Lorsque Jésus demande de ne pas juger, Il dénonce l’attitude qui consiste à cataloguer quelqu’un et à porter un verdict sur lui. Jésus a bien jugé, mais non les personnes (même si parfois elles se font traiter d’hypocrites, de serpents ou d’engeance de vipères : Mt 12, 34 ; 23, 33…). Par contre, Il demande plusieurs fois de discerner, d’examiner (Lc 14, 28), d’être avisés (comme l’homme qui construit sa maison sur le roc ou comme le serpent, ou comme les vierges sages…).
Quant à parler avec d’autres du mauvais comportement de quelqu’un, tout dépend dans quelle intention cela se fait : je peux me tromper ou exagérer ; puisque l’autre nie, je dois m’assurer que mon discernement est bon et j’en réfère à un autre frère ou en cas de nouvel échec, à la communauté toute entière. Tout doit se faire dans le respect et l’amour d’un frère pour qu’il se détourne d’une voie qui le conduit au malheur.
« Qu'il soit pour toi comme le païen et le publicain. », c’est loin d’être une excommunication, car Jésus, bien souvent, admire les païens comme la Cananéenne ou le Centurion… et mange chez les publicains : Il en a choisi même un comme Apôtre, Matthieu.
Que nous dit le Seigneur par la voix du prophète Ézéchiel que nous avons entendu en première lecture ? « Si je dis au méchant : " Méchant, tu vas mourir ", et que tu ne parles pas pour avertir le méchant d'abandonner sa conduite, lui, le méchant, mourra de sa faute, mais c'est à toi que je demanderai compte de son sang. » Ez 33, 8. Cette Parole du Seigneur nous rend solidaire du pécheur et nous oblige à ne pas prendre notre parti de sa mauvaise conduite. Mais elle pourrait nous conduire à une culpabilité très grande si le pécheur ne veut pas à y renoncer. Jésus s’adresse donc à tous ceux qui ont humblement essayé de détourner le pécheur de sa conduite mauvaise : Il veut les délier de toute responsabilité vis à vis du pécheur qui s’obstine pour qu’ils ne portent pas, en plus de la peine qu’ils ressentent de son refus à se convertir, une culpabilité qui les blesserait ou même les paralyserait.
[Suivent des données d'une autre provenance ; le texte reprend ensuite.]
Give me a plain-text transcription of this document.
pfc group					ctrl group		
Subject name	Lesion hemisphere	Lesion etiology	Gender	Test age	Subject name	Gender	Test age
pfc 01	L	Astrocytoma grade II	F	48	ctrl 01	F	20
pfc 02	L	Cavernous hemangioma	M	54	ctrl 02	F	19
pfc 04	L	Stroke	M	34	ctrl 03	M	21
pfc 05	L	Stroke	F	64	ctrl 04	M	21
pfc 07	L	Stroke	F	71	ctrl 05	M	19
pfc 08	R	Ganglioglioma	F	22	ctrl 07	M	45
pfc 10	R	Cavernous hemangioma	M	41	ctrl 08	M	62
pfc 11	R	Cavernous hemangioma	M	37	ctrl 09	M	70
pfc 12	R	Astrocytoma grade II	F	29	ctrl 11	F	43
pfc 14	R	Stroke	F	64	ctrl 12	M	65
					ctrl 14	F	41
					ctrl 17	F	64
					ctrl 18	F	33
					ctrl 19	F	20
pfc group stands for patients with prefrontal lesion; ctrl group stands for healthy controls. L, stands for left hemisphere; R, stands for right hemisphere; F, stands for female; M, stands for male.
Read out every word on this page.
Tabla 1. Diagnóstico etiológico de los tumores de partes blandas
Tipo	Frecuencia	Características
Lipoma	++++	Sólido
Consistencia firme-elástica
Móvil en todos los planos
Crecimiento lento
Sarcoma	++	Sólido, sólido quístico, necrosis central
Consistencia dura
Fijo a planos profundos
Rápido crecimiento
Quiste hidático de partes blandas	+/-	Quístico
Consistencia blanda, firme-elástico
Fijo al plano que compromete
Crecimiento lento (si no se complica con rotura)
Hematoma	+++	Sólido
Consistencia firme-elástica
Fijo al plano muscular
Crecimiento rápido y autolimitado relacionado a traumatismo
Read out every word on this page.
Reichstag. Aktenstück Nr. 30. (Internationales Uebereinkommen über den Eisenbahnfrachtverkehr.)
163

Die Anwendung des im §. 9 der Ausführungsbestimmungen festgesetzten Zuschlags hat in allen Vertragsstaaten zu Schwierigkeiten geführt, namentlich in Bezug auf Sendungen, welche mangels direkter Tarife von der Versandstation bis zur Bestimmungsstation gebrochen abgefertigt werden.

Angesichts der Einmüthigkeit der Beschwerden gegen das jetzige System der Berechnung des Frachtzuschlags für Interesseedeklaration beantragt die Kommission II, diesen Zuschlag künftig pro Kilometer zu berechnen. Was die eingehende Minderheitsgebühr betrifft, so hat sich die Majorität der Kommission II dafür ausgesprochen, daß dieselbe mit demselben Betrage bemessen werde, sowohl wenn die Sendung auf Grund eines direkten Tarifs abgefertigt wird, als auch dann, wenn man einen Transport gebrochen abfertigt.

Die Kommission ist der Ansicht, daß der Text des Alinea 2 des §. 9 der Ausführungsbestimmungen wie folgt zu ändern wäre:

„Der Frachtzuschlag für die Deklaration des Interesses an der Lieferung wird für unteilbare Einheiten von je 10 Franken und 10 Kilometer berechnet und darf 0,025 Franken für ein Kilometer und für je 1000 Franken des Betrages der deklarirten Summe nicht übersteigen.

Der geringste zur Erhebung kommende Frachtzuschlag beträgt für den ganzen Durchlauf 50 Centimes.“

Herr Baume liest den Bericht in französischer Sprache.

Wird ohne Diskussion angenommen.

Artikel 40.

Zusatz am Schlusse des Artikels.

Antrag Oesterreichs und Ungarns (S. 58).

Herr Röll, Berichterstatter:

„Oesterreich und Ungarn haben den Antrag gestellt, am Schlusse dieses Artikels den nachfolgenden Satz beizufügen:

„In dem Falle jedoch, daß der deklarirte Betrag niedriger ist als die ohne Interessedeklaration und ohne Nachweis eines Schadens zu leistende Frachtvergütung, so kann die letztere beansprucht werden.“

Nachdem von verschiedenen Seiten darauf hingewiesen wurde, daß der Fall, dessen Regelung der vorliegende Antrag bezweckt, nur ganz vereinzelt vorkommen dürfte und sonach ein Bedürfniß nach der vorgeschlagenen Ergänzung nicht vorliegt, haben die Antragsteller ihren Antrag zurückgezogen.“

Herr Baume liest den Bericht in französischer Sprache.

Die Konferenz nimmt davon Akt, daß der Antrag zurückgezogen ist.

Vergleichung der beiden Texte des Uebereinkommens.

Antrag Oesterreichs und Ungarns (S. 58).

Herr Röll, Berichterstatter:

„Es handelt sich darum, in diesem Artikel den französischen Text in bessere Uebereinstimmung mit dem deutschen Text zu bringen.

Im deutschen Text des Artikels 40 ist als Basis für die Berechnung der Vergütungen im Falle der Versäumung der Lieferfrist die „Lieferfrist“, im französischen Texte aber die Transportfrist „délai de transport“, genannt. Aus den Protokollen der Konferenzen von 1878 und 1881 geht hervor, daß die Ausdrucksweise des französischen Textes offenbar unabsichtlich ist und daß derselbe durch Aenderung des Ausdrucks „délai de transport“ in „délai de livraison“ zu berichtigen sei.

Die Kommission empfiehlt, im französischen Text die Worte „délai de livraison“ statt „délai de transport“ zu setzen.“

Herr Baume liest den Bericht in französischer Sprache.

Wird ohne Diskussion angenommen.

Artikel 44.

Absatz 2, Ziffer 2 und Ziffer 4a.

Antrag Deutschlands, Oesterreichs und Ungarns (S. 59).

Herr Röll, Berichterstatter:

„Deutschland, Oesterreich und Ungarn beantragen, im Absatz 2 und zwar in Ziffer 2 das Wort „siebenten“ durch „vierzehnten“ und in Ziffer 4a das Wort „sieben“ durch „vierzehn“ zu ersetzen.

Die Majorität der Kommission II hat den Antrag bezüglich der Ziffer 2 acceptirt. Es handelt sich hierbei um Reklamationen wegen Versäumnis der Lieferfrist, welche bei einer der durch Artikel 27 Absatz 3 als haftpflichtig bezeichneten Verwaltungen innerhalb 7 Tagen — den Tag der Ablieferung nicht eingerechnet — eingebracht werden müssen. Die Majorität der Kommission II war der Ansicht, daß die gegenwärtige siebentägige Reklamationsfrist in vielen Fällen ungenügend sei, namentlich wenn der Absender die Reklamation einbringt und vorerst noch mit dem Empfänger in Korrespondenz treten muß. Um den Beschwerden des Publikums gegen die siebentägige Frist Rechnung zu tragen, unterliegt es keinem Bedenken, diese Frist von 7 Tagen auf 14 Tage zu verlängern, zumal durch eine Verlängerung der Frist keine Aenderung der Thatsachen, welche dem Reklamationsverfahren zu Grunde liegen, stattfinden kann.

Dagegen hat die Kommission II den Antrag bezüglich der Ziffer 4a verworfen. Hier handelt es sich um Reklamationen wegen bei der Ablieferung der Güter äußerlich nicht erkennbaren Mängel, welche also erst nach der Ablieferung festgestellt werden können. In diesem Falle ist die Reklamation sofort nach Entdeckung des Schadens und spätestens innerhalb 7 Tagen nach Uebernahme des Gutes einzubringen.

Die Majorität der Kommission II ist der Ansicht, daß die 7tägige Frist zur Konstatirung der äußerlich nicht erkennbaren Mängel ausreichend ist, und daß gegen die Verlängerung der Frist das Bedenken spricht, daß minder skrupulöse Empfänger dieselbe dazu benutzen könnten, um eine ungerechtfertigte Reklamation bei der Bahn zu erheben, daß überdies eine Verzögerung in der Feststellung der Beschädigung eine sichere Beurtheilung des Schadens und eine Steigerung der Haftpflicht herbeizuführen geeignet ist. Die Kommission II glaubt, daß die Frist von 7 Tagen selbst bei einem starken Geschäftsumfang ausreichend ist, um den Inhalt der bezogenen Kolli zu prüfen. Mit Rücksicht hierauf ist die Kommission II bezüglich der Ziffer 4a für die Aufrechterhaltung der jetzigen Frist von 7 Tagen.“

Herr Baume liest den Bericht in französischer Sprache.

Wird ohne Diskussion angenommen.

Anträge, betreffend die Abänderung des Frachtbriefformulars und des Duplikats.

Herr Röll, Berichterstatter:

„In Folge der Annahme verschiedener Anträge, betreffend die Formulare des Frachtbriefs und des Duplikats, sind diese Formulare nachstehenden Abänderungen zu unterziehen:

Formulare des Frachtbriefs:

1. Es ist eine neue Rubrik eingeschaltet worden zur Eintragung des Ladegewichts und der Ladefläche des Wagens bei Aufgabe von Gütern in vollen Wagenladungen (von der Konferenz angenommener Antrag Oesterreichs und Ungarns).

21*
Les païens et les publicains n’étaient plus sous le régime de l’Alliance des Fils d’Israël. Ceux-ci ne devaient donc pas avoir de contact avec eux et ils les méprisaient copieusement !
Jésus invite donc à ne plus être solidaire avec le pécheur qui s‘obstine, comme il avait recommandé aux disciples de secouer la poussière de leurs sandales là où les gens n’avaient pas reçu de leur part la Bonne Nouvelle en son Nom.
Que le Seigneur nous aide à être humblement solidaires avec un frère que nous pensons être en danger et à oser le trouver, après discernement et prière à l’Esprit Saint, esprit d’amour et de respect. Que nous découvrions qu’ensemble nous sommes solidaires avec Dieu-même qui prend au sérieux nos décisions car Il nous a donné le pouvoir de lier et délier.
AMEN !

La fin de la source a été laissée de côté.